El último de los mecanismos asociados es la secuencia de hipoperfusión, hipoxia e isquemia, que juega un rol fundamental en la fisiopatología de la preeclampsia, compor- tándose tanto como una causa y como una consecuencia en el desarrollo de la placentación anómala. Por ejemplo, enfermedades médicas concurrentes del embarazo, que producen hipoperfusión placentaria, como la hipertensión, la diabetes, el lupus eritematoso sistémico, la enfermedad renal y las trombofilias aumentan el riesgo de preeclampsia26. Otras condiciones obstétricas que aumentan la masa placentaria sin el correspondiente aumento del flujo sanguíneo a la placenta, como la mola hidatiforme, hidrops fetal, diabetes mellitus y embarazo gemelar, producen un estado de isquemia relativa y se asocian con el desarrollo de preeclampsia26. Por otro lado, la hipoperfusión también es un resultado del desarrollo anormal de la placenta, ya que se acentúa a medida que el embarazo progresa, produciéndose una dificultad para entregar el flujo sanguíneo adecuado conforme aumenta la edad gestacional, esto lleva a que ocurran cambios placentarios como resultado de un proceso de isquemia, como la aterosis, necrosis fibrinoide, trombosis, estrechamiento esclerótico de las arteriolas y pequeños infartos placentarios27-29.

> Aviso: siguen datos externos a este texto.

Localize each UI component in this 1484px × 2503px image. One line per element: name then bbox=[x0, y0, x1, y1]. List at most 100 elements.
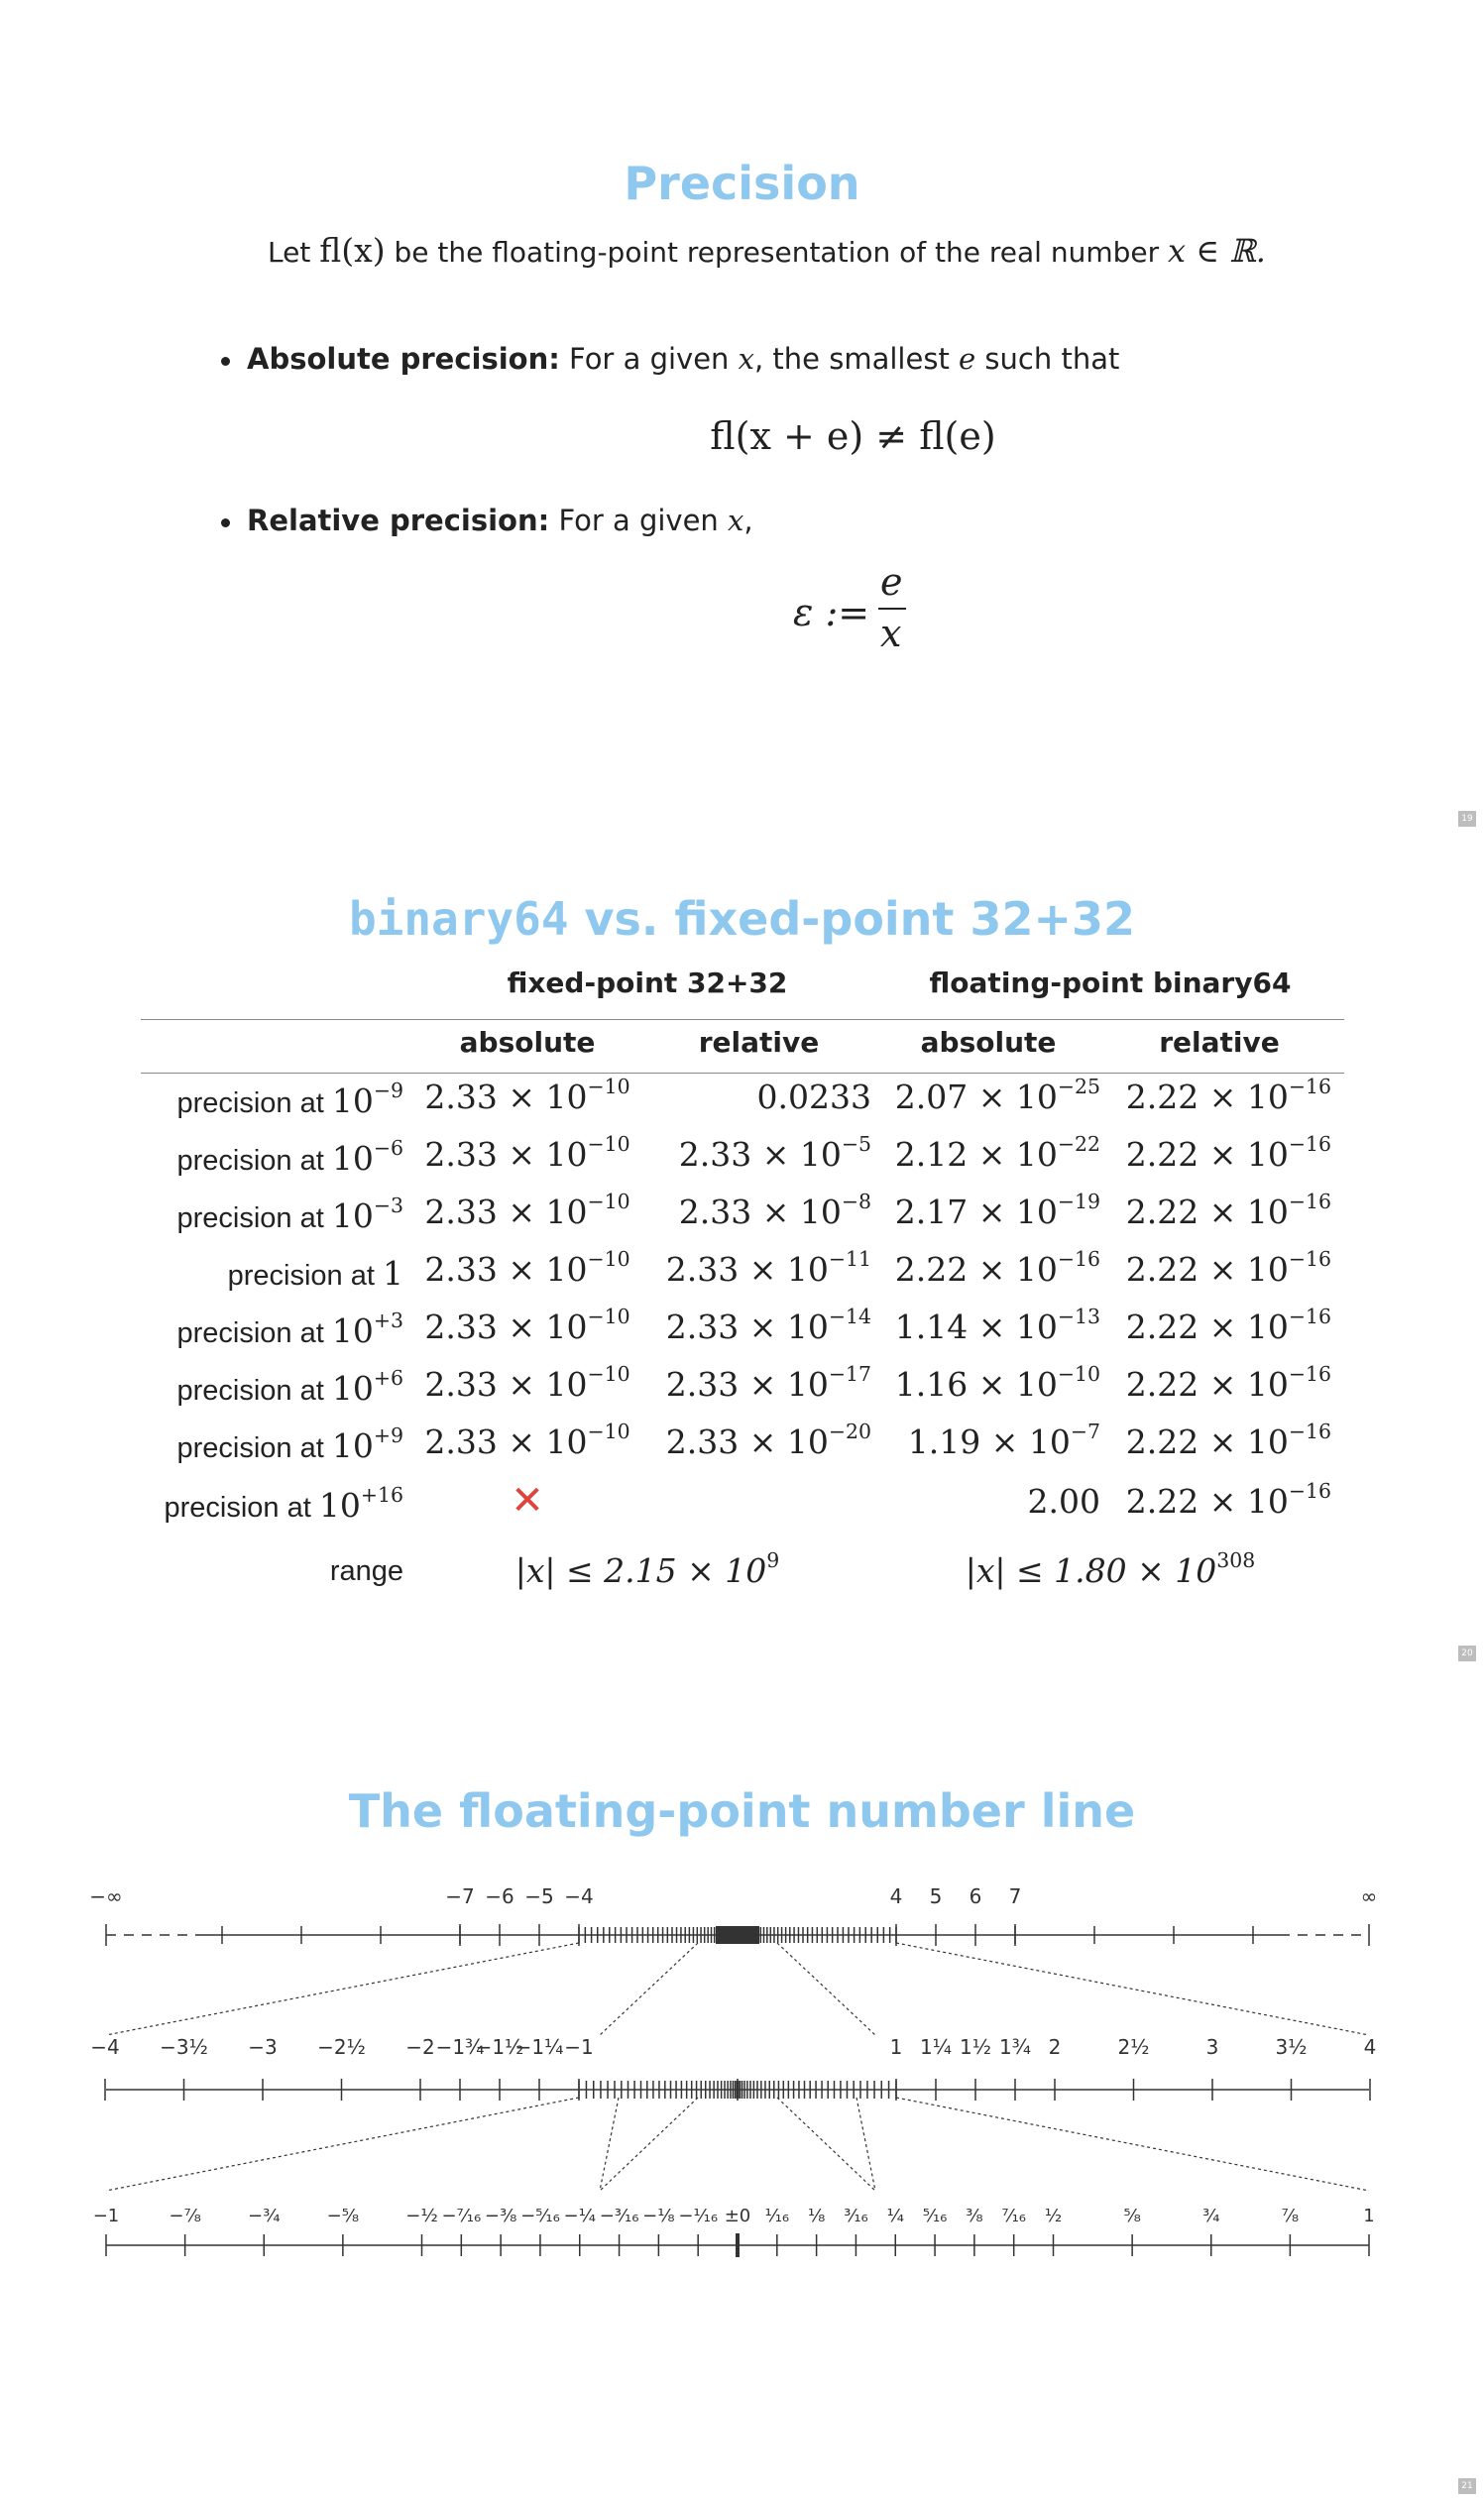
table-cell: 1.16 × 10−10 bbox=[894, 1361, 1100, 1404]
range-row: range |x| ≤ 2.15 × 109 |x| ≤ 1.80 × 1030… bbox=[141, 1547, 1344, 1609]
tick-label: ¹⁄₈ bbox=[808, 2206, 825, 2226]
zoom-guide-line bbox=[599, 2097, 699, 2192]
table-cell: 2.33 × 10−10 bbox=[424, 1246, 630, 1289]
table-cell: 2.22 × 10−16 bbox=[1125, 1361, 1331, 1404]
range-float: |x| ≤ 1.80 × 10308 bbox=[965, 1547, 1256, 1590]
column-header: absolute bbox=[920, 1026, 1057, 1059]
column-header: relative bbox=[698, 1026, 820, 1059]
table-cell: 2.22 × 10−16 bbox=[1125, 1246, 1331, 1289]
divider bbox=[141, 1019, 1344, 1020]
row-label: precision at 10−9 bbox=[176, 1078, 403, 1120]
tick-label: 1½ bbox=[960, 2035, 991, 2059]
table-cell: 2.07 × 10−25 bbox=[894, 1074, 1100, 1116]
column-header: relative bbox=[1159, 1026, 1280, 1059]
tick-label: −7 bbox=[445, 1884, 474, 1908]
column-header: absolute bbox=[459, 1026, 596, 1059]
tick-label: −³⁄₈ bbox=[485, 2206, 517, 2226]
row-label: precision at 10−6 bbox=[176, 1135, 403, 1178]
table-cell: 2.33 × 10−10 bbox=[424, 1131, 630, 1174]
table-cell: 2.33 × 10−11 bbox=[665, 1246, 871, 1289]
row-label: precision at 10+6 bbox=[176, 1365, 403, 1408]
table-cell: 2.17 × 10−19 bbox=[894, 1189, 1100, 1231]
table-row: precision at 10+9 2.33 × 10−10 2.33 × 10−2… bbox=[141, 1419, 1344, 1480]
tick-label: ³⁄₄ bbox=[1202, 2206, 1219, 2226]
zoom-guide-line bbox=[895, 1942, 1370, 2036]
table-cell: 2.33 × 10−10 bbox=[424, 1419, 630, 1461]
group-header-float: floating-point binary64 bbox=[929, 967, 1292, 999]
number-line-diagram: −∞ ∞−7 −6 −5 −4 4 5 6 7−4 −3½ −3 −2½ −2 −1¾−1½−1¼ −1 1 1… bbox=[89, 1884, 1378, 2257]
zoom-guide-line bbox=[895, 2097, 1370, 2192]
zoom-guide-line bbox=[599, 2097, 620, 2192]
tick-label: −1 bbox=[564, 2035, 593, 2059]
tick-label: 6 bbox=[970, 1884, 982, 1908]
tick-label: 3 bbox=[1206, 2035, 1219, 2059]
table-cell: 2.33 × 10−5 bbox=[678, 1131, 871, 1174]
table-row: precision at 10−3 2.33 × 10−10 2.33 × 10−8… bbox=[141, 1189, 1344, 1250]
bullet-absolute-precision: Absolute precision: For a given x, the s… bbox=[220, 342, 1120, 376]
table-cell: 2.33 × 10−10 bbox=[424, 1074, 630, 1116]
tick-label: −¹⁄₈ bbox=[642, 2206, 675, 2226]
tick-label: −⁵⁄₁₆ bbox=[520, 2206, 560, 2226]
table-cell: 2.33 × 10−14 bbox=[665, 1304, 871, 1346]
tick-label: ³⁄₈ bbox=[966, 2206, 982, 2226]
tick-label: −3½ bbox=[160, 2035, 208, 2059]
tick-label: ¹⁄₄ bbox=[887, 2206, 904, 2226]
tick-label: −1¼ bbox=[515, 2035, 564, 2059]
tick-label: −⁷⁄₁₆ bbox=[441, 2206, 481, 2226]
table-row: precision at 10+16 ✕ 2.00 2.22 × 10−16 bbox=[141, 1478, 1344, 1539]
table-cell: 2.22 × 10−16 bbox=[1125, 1478, 1331, 1521]
zoom-guide-line bbox=[856, 2097, 876, 2192]
tick-label: −¾ bbox=[248, 2206, 281, 2226]
absolute-precision-formula: fl(x + e) ≠ fl(e) bbox=[710, 414, 996, 458]
tick-label: ⁵⁄₈ bbox=[1123, 2206, 1140, 2226]
table-cell: 2.33 × 10−10 bbox=[424, 1304, 630, 1346]
tick-label: −¹⁄₄ bbox=[563, 2206, 596, 2226]
page-number: 20 bbox=[1458, 1646, 1476, 1661]
row-label: precision at 10+3 bbox=[176, 1308, 403, 1350]
tick-label: 1 bbox=[890, 2035, 903, 2059]
tick-label: −⁵⁄₈ bbox=[327, 2206, 360, 2226]
tick-label: −1¾ bbox=[436, 2035, 485, 2059]
zoom-guide-line bbox=[776, 2097, 876, 2192]
range-fixed: |x| ≤ 2.15 × 109 bbox=[514, 1547, 780, 1590]
slide-title: binary64 vs. fixed-point 32+32 bbox=[348, 892, 1136, 946]
tick-label: 7 bbox=[1009, 1884, 1022, 1908]
zoom-guide-line bbox=[105, 2097, 580, 2192]
table-row: precision at 10−9 2.33 × 10−10 0.0233 2.07 … bbox=[141, 1074, 1344, 1135]
tick-label: −3 bbox=[248, 2035, 277, 2059]
table-cell: 0.0233 bbox=[756, 1078, 871, 1116]
tick-label: −1 bbox=[93, 2206, 120, 2226]
tick-label: −1½ bbox=[476, 2035, 524, 2059]
tick-label: −6 bbox=[485, 1884, 514, 1908]
zoom-guide-line bbox=[776, 1942, 876, 2036]
tick-label: −2 bbox=[405, 2035, 434, 2059]
tick-label: 2 bbox=[1049, 2035, 1062, 2059]
pos-infinity-label: ∞ bbox=[1361, 1884, 1378, 1908]
table-cell: 2.33 × 10−17 bbox=[665, 1361, 871, 1404]
tick-label: 4 bbox=[890, 1884, 903, 1908]
table-row: precision at 10+3 2.33 × 10−10 2.33 × 10−1… bbox=[141, 1304, 1344, 1365]
tick-label: 1 bbox=[1363, 2206, 1374, 2226]
row-label: precision at 10−3 bbox=[176, 1193, 403, 1235]
tick-label: ¹⁄₁₆ bbox=[764, 2206, 789, 2226]
table-row: precision at 10−6 2.33 × 10−10 2.33 × 10−5… bbox=[141, 1131, 1344, 1193]
table-row: precision at 10+6 2.33 × 10−10 2.33 × 10−1… bbox=[141, 1361, 1344, 1422]
group-header-fixed: fixed-point 32+32 bbox=[507, 967, 788, 999]
tick-label: −⁷⁄₈ bbox=[169, 2206, 201, 2226]
zoom-guide-line bbox=[105, 1942, 580, 2036]
zoom-guide-line bbox=[599, 1942, 699, 2036]
unavailable-cross-icon: ✕ bbox=[511, 1478, 544, 1524]
table-cell: 2.00 bbox=[1027, 1482, 1100, 1521]
tick-label: −³⁄₁₆ bbox=[600, 2206, 639, 2226]
table-cell: 2.22 × 10−16 bbox=[1125, 1304, 1331, 1346]
tick-label: ⁵⁄₁₆ bbox=[923, 2206, 948, 2226]
slide-title: Precision bbox=[624, 157, 860, 210]
table-cell: 2.22 × 10−16 bbox=[894, 1246, 1100, 1289]
page-number: 19 bbox=[1458, 811, 1476, 827]
tick-label: 3½ bbox=[1275, 2035, 1307, 2059]
row-label: precision at 10+9 bbox=[176, 1422, 403, 1465]
tick-label: 1¼ bbox=[920, 2035, 952, 2059]
tick-label: −4 bbox=[564, 1884, 593, 1908]
page-number: 21 bbox=[1458, 2478, 1476, 2494]
tick-label: ³⁄₁₆ bbox=[844, 2206, 868, 2226]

Este ambiente hipóxico de la placenta, lleva a la producción de factores antiangiogénicos que son liberados a la circulación materna y que eventualmente son los que producen el segundo gran ícono de la fisiopatología de la preeclampsia: el daño endotelial sistémico, que da lugar a los signos y síntomas característicos de la preeclampsia.

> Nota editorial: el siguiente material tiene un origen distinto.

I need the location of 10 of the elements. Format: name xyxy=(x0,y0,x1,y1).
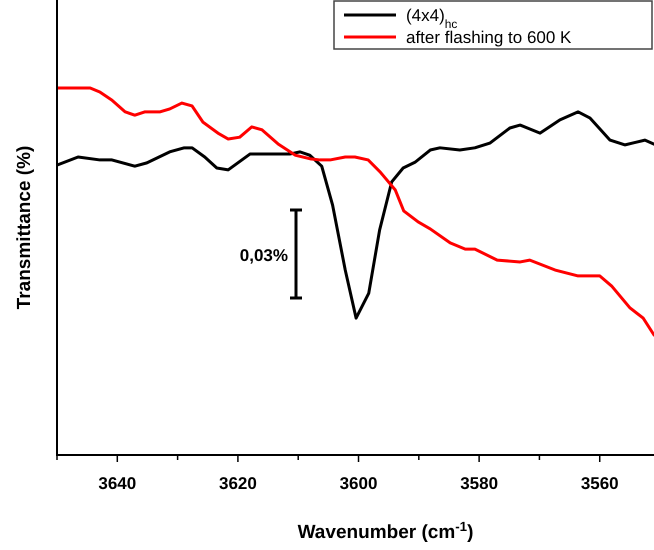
x-axis-title: Wavenumber (cm$^{-1}$) xyxy=(298,518,474,543)
x-tick-label: 3600 xyxy=(340,474,378,493)
x-tick-label: 3560 xyxy=(580,474,619,493)
legend-label: after flashing to 600 K xyxy=(406,28,572,47)
y-axis-title: Transmittance (%) xyxy=(14,146,35,310)
x-tick-label: 3640 xyxy=(98,474,136,493)
legend-label: (4x4)$_{hc}$ xyxy=(406,6,458,31)
x-tick-label: 3580 xyxy=(460,474,498,493)
annotation: 0,03% xyxy=(240,246,288,265)
x-tick-label: 3620 xyxy=(218,474,257,493)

Este daño endotelial generalizado produce aumento de la permeabilidad vascular, produciendo hipertensión, proteinuria y edema, además de producir una alteración en la expresión de moléculas endoteliales que favorece un estado procoagulante. La disfunción endotelial en los órganos diana explica la cefalea, los síntomas visuales, la epigastralgia, la restricción de crecimiento y el compromiso del sistema nervioso.

La placenta en desarrollo produce factores proangiogénicos, como el factor de crecimiento endotelial vascular (VEGF) y el factor de crecimiento placentario (PIGF), y también factores antiangiogénicos como el sFlt-1, siendo el equilibrio entre estos factores fundamental para el desarrollo normal de la placenta. El sFlt-1 juega un rol fundamental en la patología de la preeclampsia, ya que antagoniza la actividad biológica proangiogénica del VEGF circulante y del PlGF, mediante la unión a ellos y evita así, la interacción con sus receptores endógenos30-31. Sin embargo, el mecanismo exacto que produce el aumento en la producción placentaria de sFlt-1 es desconocido, siendo la isquemia la causa más probable32.

Este daño endotelial, se traduce en un estado inflamatorio generalizado en la circulación materna, comprometiendo órganos diana como el hígado, riñón, pulmón, corazón, cerebro y el sistema hematológico1,6. Mientras que en el feto, el daño está determinado principalmente por la isquemia placentaria, con mayor riesgo de restricción de crecimiento intrauterino, muerte fetal y prematurez, causada por la necesidad de interrumpir el embarazo de forma precoz, ya sea por indicación materna o fetal6. Sin embargo, la base molecular primaria necesaria para desencadenar este desequilibrio en la producción placen- taria de estos factores patógenos sigue siendo desconocida, y el papel de las proteínas angiogénicas en el desarrollo vascular placentaria temprana están bajo investigación.